[Python-ideas] Making it easy to prepare for PEP479

Terry Reedy tjreedy at udel.edu
Mon May 18 16:17:06 CEST 2015


On 5/18/2015 4:14 AM, Ram Rachum wrote:

> I just heard about PEP479, and I want to prepare my open-source projects
> for it.
>
> I have no problem changing the code so it won't depend on StopIteration
> to stop generators, but I'd also like to test it in my test suite. In
> Python 3.5 I could use `from __future__ import generator_stop` so the
> test would be real (i.e. would fail wherever I rely on StopIteration to
> stop a generator). But I can't really put this snippet in my code
> because then it would fail on all Python versions below 3.5.

The purpose of future imports is to allow one to use a future feature, 
at the cost of either not supporting older Python versions, or of 
branching your code and making separate releases.

This future is an anomaly in that it import a future disablement of a 
current feature.  So you just want to make sure your one, no-branch code 
base is ready for that feature removal by not using it now.
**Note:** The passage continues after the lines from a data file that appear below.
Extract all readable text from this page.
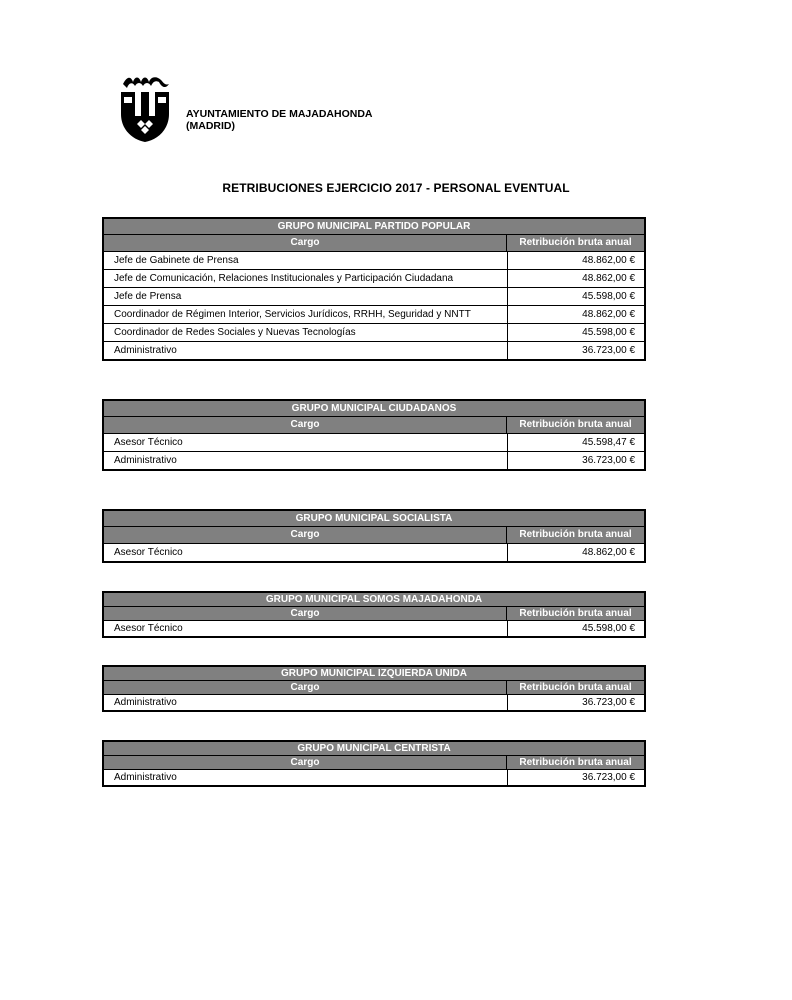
AYUNTAMIENTO DE MAJADAHONDA
(MADRID)
RETRIBUCIONES EJERCICIO 2017 - PERSONAL EVENTUAL
GRUPO MUNICIPAL PARTIDO POPULAR
Cargo	Retribución bruta anual
Jefe de Gabinete de Prensa	48.862,00 €
Jefe de Comunicación, Relaciones Institucionales y Participación Ciudadana	48.862,00 €
Jefe de Prensa	45.598,00 €
Coordinador de Régimen Interior, Servicios Jurídicos, RRHH, Seguridad y NNTT	48.862,00 €
Coordinador de Redes Sociales y Nuevas Tecnologías	45.598,00 €
Administrativo	36.723,00 €
GRUPO MUNICIPAL CIUDADANOS
Cargo	Retribución bruta anual
Asesor Técnico	45.598,47 €
Administrativo	36.723,00 €
GRUPO MUNICIPAL SOCIALISTA
Cargo	Retribución bruta anual
Asesor Técnico	48.862,00 €
GRUPO MUNICIPAL SOMOS MAJADAHONDA
Cargo	Retribución bruta anual
Asesor Técnico	45.598,00 €
GRUPO MUNICIPAL IZQUIERDA UNIDA
Cargo	Retribución bruta anual
Administrativo	36.723,00 €
GRUPO MUNICIPAL CENTRISTA
Cargo	Retribución bruta anual
Administrativo	36.723,00 €
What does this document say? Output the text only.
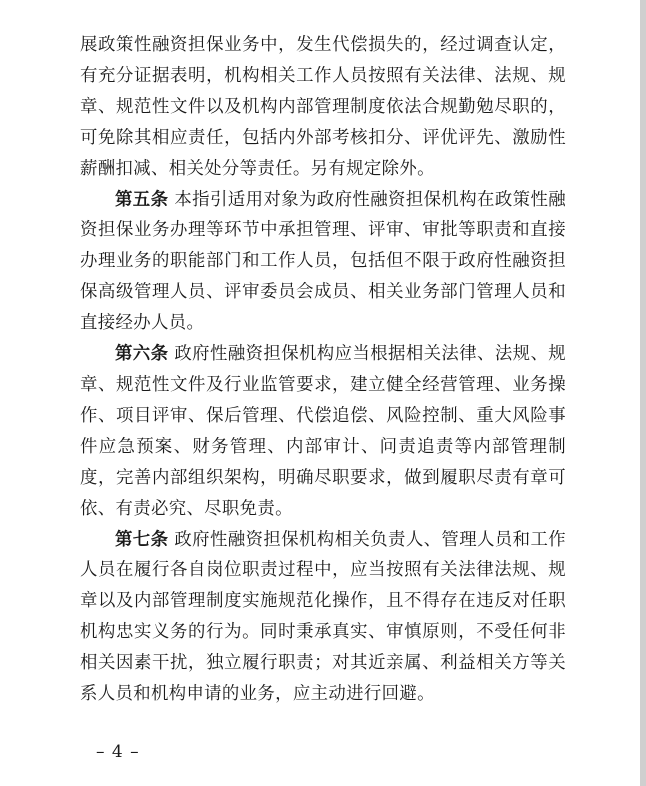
展政策性融资担保业务中，发生代偿损失的，经过调查认定，有充分证据表明，机构相关工作人员按照有关法律、法规、规章、规范性文件以及机构内部管理制度依法合规勤勉尽职的，可免除其相应责任，包括内外部考核扣分、评优评先、激励性薪酬扣减、相关处分等责任。另有规定除外。

第五条 本指引适用对象为政府性融资担保机构在政策性融资担保业务办理等环节中承担管理、评审、审批等职责和直接办理业务的职能部门和工作人员，包括但不限于政府性融资担保高级管理人员、评审委员会成员、相关业务部门管理人员和直接经办人员。

第六条 政府性融资担保机构应当根据相关法律、法规、规章、规范性文件及行业监管要求，建立健全经营管理、业务操作、项目评审、保后管理、代偿追偿、风险控制、重大风险事件应急预案、财务管理、内部审计、问责追责等内部管理制度，完善内部组织架构，明确尽职要求，做到履职尽责有章可依、有责必究、尽职免责。

第七条 政府性融资担保机构相关负责人、管理人员和工作人员在履行各自岗位职责过程中，应当按照有关法律法规、规章以及内部管理制度实施规范化操作，且不得存在违反对任职机构忠实义务的行为。同时秉承真实、审慎原则，不受任何非相关因素干扰，独立履行职责；对其近亲属、利益相关方等关系人员和机构申请的业务，应主动进行回避。

– 4 –
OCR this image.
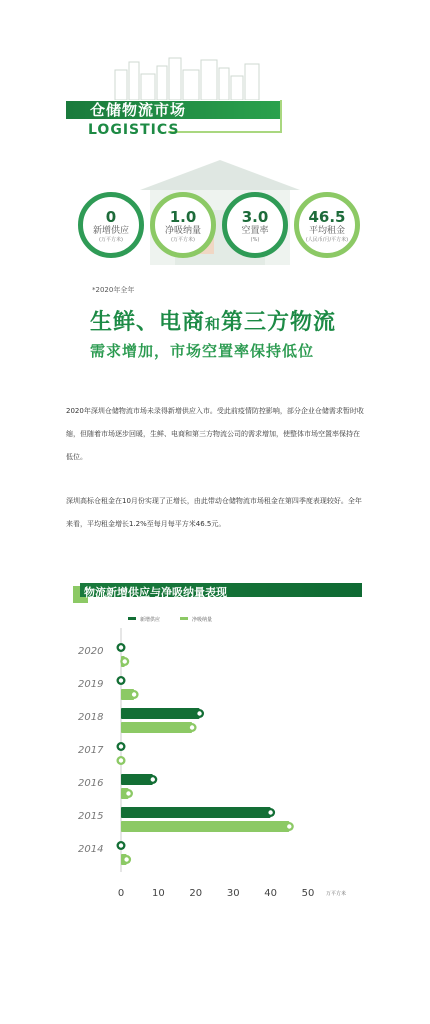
仓储物流市场
LOGISTICS
0
新增供应
(万平方米)
1.0
净吸纳量
(万平方米)
3.0
空置率
(%)
46.5
平均租金
(人民币/月/平方米)
*2020年全年
生鲜、电商和第三方物流
需求增加，市场空置率保持低位

2020年深圳仓储物流市场未录得新增供应入市。受此前疫情防控影响，部分企业仓储需求暂时收缩，但随着市场逐步回暖，生鲜、电商和第三方物流公司的需求增加，使整体市场空置率保持在低位。

深圳高标仓租金在10月份实现了正增长，由此带动仓储物流市场租金在第四季度表现较好。全年来看，平均租金增长1.2%至每月每平方米46.5元。

物流新增供应与净吸纳量表现
2020
2019
2018
2017
2016
2015
2014
0	10 20 30 40 50 万平方米
新增供应	净吸纳量
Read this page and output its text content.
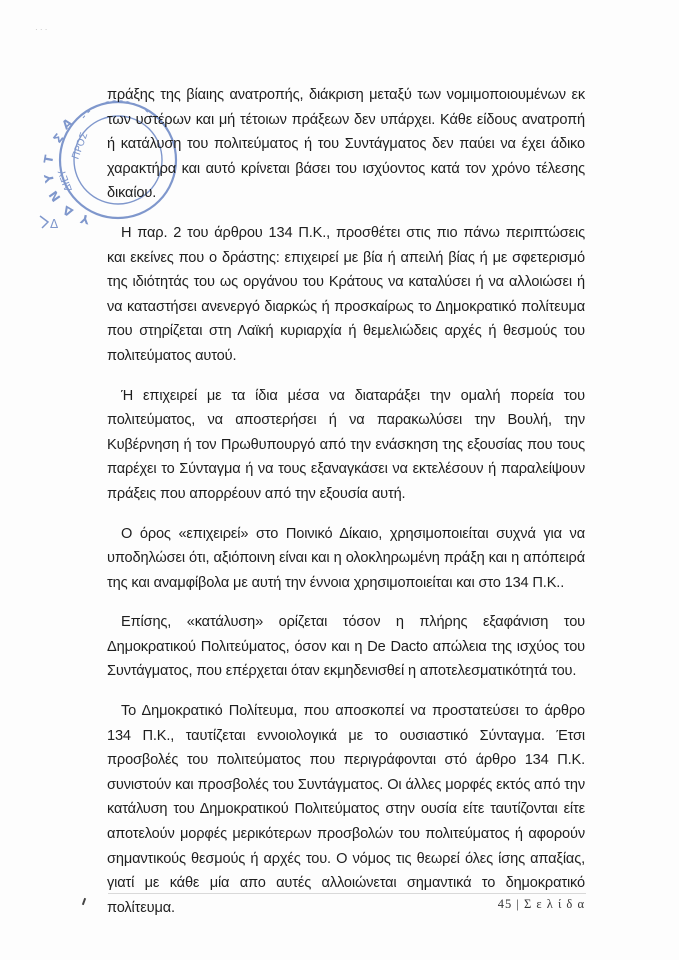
· · ·
Α
Σ
Τ
Υ
Ν
Δ Υ
ΠΡΟΣ
ΔΙΕΥ
Δ

πράξης της βίαιης ανατροπής, διάκριση μεταξύ των νομιμοποιουμένων εκ των υστέρων και μή τέτοιων πράξεων δεν υπάρχει. Κάθε είδους ανατροπή ή κατάλυση του πολιτεύματος ή του Συντάγματος δεν παύει να έχει άδικο χαρακτήρα και αυτό κρίνεται βάσει του ισχύοντος κατά τον χρόνο τέλεσης δικαίου.

Η παρ. 2 του άρθρου 134 Π.Κ., προσθέτει στις πιο πάνω περιπτώσεις και εκείνες που ο δράστης: επιχειρεί με βία ή απειλή βίας ή με σφετερισμό της ιδιότητάς του ως οργάνου του Κράτους να καταλύσει ή να αλλοιώσει ή να καταστήσει ανενεργό διαρκώς ή προσκαίρως το Δημοκρατικό πολίτευμα που στηρίζεται στη Λαϊκή κυριαρχία ή θεμελιώδεις αρχές ή θεσμούς του πολιτεύματος αυτού.

Ή επιχειρεί με τα ίδια μέσα να διαταράξει την ομαλή πορεία του πολιτεύματος, να αποστερήσει ή να παρακωλύσει την Βουλή, την Κυβέρνηση ή τον Πρωθυπουργό από την ενάσκηση της εξουσίας που τους παρέχει το Σύνταγμα ή να τους εξαναγκάσει να εκτελέσουν ή παραλείψουν πράξεις που απορρέουν από την εξουσία αυτή.

Ο όρος «επιχειρεί» στο Ποινικό Δίκαιο, χρησιμοποιείται συχνά για να υποδηλώσει ότι, αξιόποινη είναι και η ολοκληρωμένη πράξη και η απόπειρά της και αναμφίβολα με αυτή την έννοια χρησιμοποιείται και στο 134 Π.Κ..

Επίσης, «κατάλυση» ορίζεται τόσον η πλήρης εξαφάνιση του Δημοκρατικού Πολιτεύματος, όσον και η De Dacto απώλεια της ισχύος του Συντάγματος, που επέρχεται όταν εκμηδενισθεί η αποτελεσματικότητά του.

Το Δημοκρατικό Πολίτευμα, που αποσκοπεί να προστατεύσει το άρθρο 134 Π.Κ., ταυτίζεται εννοιολογικά με το ουσιαστικό Σύνταγμα. Έτσι προσβολές του πολιτεύματος που περιγράφονται στό άρθρο 134 Π.Κ. συνιστούν και προσβολές του Συντάγματος. Οι άλλες μορφές εκτός από την κατάλυση του Δημοκρατικού Πολιτεύματος στην ουσία είτε ταυτίζονται είτε αποτελούν μορφές μερικότερων προσβολών του πολιτεύματος ή αφορούν σημαντικούς θεσμούς ή αρχές του. Ο νόμος τις θεωρεί όλες ίσης απαξίας, γιατί με κάθε μία απο αυτές αλλοιώνεται σημαντικά το δημοκρατικό πολίτευμα.	45 | Σ ε λ ί δ α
You do not 
want to have a separate branch and release for 3.5 with the future imports.

Try the following: add the future statement to the top of modules with 
generators, compile with 3.5, and when successful, comment-out the 
statement.  For continued testing, especially with multiple authors, 
write functions to un-comment and re-comment a file.  In the test file:

if <3.5>: uncomment('xyz')  # triggers re-compile on import
import xyz
if <3.5>: recomment('xyz')  # ditto,

If this works, put pep479_helper on pypi.